Auf dessen ersten 70 Seiten wird der Spurwechselbahnhof Wilischthal ausführlich betrachtet, der mit dem Viadukt über die Zschopau gleich das eindrucksvollste Bauwerk der Strecke zeigt. Aber auch auf den folgenden Seiten ist spannender Eisenbahnbetrieb zu beobachten, denn bis zur Betriebseinstellung prägten Güterzüge mit Personenbeförderung (Gmp) neben reinen Personen- und Güterzügen den Zugverkehr. Neben einer vielfältigen Zugbildung gibt es viele Rangierarbeiten auf den Zwischenstationen zu sehen – so im Bahnhof Gelenau, in den Anschlüssen der Spinnerei Venusberg, zum Kalk- und Marmorwerk Unterherold und in Herold. Auf den letzten 20 Seiten wird Thum erreicht – Aufnahmen vom Bahnhof des Erzgebirgsstädtchens sind aber den folgenden Bänden vorbehalten.
Gewohnt gut ist die Qualität der Fotos, wobei einige Bilder etwas Nacharbeit verdient hätten.
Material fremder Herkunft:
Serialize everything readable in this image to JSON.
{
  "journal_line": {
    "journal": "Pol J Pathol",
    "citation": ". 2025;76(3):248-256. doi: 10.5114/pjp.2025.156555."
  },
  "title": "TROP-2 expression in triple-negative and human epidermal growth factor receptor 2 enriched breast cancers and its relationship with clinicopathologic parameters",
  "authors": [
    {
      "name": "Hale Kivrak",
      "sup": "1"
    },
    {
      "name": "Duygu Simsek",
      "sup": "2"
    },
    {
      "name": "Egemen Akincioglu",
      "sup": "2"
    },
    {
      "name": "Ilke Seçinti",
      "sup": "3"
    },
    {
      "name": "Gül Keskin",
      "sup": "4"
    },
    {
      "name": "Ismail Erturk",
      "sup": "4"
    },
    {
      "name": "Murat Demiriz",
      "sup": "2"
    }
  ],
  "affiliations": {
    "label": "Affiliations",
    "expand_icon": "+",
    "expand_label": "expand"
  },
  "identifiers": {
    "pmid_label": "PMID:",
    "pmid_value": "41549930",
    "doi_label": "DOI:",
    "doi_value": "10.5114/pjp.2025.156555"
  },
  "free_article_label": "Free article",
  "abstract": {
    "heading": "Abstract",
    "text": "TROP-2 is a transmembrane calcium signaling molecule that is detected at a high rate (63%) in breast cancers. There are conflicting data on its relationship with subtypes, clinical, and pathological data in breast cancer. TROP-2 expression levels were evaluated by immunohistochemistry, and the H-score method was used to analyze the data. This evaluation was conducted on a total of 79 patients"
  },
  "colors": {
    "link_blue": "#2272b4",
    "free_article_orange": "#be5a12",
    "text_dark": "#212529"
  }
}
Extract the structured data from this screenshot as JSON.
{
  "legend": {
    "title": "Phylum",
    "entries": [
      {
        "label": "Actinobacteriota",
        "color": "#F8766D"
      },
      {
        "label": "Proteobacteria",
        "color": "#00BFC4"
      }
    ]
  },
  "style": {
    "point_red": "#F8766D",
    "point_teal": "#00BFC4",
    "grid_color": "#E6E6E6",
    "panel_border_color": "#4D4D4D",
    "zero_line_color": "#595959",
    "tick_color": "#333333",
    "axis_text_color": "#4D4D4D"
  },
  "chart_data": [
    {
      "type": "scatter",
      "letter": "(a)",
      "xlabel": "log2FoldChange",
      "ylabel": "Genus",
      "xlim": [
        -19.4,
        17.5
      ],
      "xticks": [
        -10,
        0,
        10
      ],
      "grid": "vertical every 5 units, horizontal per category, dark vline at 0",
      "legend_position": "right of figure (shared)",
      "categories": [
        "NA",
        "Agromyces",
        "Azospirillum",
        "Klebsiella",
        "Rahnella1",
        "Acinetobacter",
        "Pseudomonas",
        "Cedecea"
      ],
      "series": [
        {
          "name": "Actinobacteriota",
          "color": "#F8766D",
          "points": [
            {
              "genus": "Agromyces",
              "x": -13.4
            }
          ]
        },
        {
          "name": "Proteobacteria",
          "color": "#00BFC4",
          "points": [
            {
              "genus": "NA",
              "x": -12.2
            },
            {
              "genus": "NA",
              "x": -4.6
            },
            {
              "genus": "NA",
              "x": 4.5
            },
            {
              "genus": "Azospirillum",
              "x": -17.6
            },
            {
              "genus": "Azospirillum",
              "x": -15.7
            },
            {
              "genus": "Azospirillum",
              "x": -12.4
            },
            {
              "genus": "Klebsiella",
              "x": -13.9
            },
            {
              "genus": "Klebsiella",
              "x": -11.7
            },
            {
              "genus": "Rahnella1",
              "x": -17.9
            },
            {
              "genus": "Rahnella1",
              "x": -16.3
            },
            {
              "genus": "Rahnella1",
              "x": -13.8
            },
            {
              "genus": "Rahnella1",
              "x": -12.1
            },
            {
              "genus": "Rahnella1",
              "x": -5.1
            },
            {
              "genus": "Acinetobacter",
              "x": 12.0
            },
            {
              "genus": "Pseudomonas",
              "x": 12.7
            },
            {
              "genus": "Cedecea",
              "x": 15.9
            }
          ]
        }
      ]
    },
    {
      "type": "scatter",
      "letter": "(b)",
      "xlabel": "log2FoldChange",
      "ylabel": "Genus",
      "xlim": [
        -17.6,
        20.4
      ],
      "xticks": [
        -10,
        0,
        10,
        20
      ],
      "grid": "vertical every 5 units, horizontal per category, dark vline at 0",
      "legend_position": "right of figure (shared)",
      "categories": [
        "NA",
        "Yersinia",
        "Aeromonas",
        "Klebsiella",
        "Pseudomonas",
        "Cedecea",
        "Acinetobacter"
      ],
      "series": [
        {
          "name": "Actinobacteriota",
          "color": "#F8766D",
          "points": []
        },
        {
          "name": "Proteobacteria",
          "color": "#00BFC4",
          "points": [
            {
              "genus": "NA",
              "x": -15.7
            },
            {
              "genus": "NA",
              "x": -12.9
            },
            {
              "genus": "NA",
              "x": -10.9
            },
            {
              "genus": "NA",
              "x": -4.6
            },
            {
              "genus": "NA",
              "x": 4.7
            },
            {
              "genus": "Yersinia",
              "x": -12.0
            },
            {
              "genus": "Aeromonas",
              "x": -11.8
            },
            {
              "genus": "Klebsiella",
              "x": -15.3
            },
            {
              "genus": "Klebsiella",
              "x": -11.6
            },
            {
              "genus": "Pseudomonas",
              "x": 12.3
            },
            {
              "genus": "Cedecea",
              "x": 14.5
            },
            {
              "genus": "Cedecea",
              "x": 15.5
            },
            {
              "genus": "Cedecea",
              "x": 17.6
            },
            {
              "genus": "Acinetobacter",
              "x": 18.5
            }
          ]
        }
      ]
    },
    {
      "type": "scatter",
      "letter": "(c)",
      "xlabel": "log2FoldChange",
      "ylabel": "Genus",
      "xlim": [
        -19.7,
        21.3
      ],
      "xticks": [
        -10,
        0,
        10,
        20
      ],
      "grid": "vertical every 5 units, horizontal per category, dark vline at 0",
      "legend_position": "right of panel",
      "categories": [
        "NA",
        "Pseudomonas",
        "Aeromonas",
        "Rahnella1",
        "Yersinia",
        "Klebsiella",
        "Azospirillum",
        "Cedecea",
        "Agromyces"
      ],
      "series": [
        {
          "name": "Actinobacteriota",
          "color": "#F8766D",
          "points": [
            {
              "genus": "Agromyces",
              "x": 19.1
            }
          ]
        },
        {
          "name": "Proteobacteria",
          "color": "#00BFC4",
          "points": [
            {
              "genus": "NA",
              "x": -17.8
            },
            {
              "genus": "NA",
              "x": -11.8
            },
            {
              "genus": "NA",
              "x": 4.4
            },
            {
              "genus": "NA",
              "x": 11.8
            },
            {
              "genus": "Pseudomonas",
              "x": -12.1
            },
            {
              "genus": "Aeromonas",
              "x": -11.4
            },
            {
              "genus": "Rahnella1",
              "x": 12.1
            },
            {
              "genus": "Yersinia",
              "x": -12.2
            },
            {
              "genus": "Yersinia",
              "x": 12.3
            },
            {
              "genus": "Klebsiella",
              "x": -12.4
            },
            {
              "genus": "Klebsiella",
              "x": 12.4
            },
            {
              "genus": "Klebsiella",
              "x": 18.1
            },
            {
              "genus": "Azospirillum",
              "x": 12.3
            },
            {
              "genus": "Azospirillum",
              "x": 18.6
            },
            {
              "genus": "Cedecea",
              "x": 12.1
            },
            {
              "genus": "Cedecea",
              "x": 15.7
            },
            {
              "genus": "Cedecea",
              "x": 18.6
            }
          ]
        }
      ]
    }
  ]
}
Gerade bei Motiven mit Schnee kann ein nachträglicher Weißabgleich das Ergebnis deutlich verbessern. Aber vermutlich gehört das Belassen der ursprünglichen Farbanmutung zum Konzept, auch wenn sie sichtbar falsch ist.
Deutlicher Anlass zur Kritik besteht an den Bildtexten: Nach wenigen Seiten läuft der Bild-Text-Zusammenhang völlig aus dem Ruder, weil hier Geschichten erzählt werden, für die eigentlich kein Platz ist. So kommt es, dass die Texte sich auf Fotos von zwei bis drei Seiten zuvor beziehen – durch ständiges Zurückblättern zum beschriebenen Bild leidet der Genuss des Werkes erheblich! Da hilft es auch nicht, dass in diesem Band zu den Fotos die – sofern vorhanden – genauen Aufnahmedaten und oft auch Namen der Bildautoren angegeben werden. Belanglosigkeiten, Mutmaßungen und einige Fehler trüben den Eindruck des Buches.
Fazit: Dieses Buch macht es einem schwer. Einerseits enthält es – wie seine mittlerweile 16 Vorgänger – großartige unwiederbringliche Fotos in hoher Qualität und mit einem sehr großen „Motive pro Kilometer“-Quotienten. Auf der anderen Seite ist die völlige Auflösung der Bild-Text-Relation eine Zumutung. Auch wenn der Fokus bei den meisten potenziellen Käufern sicher auf den Fotos liegt, ist dies das Schmalspur-Album mit dem größten Wermutstropfen bisher.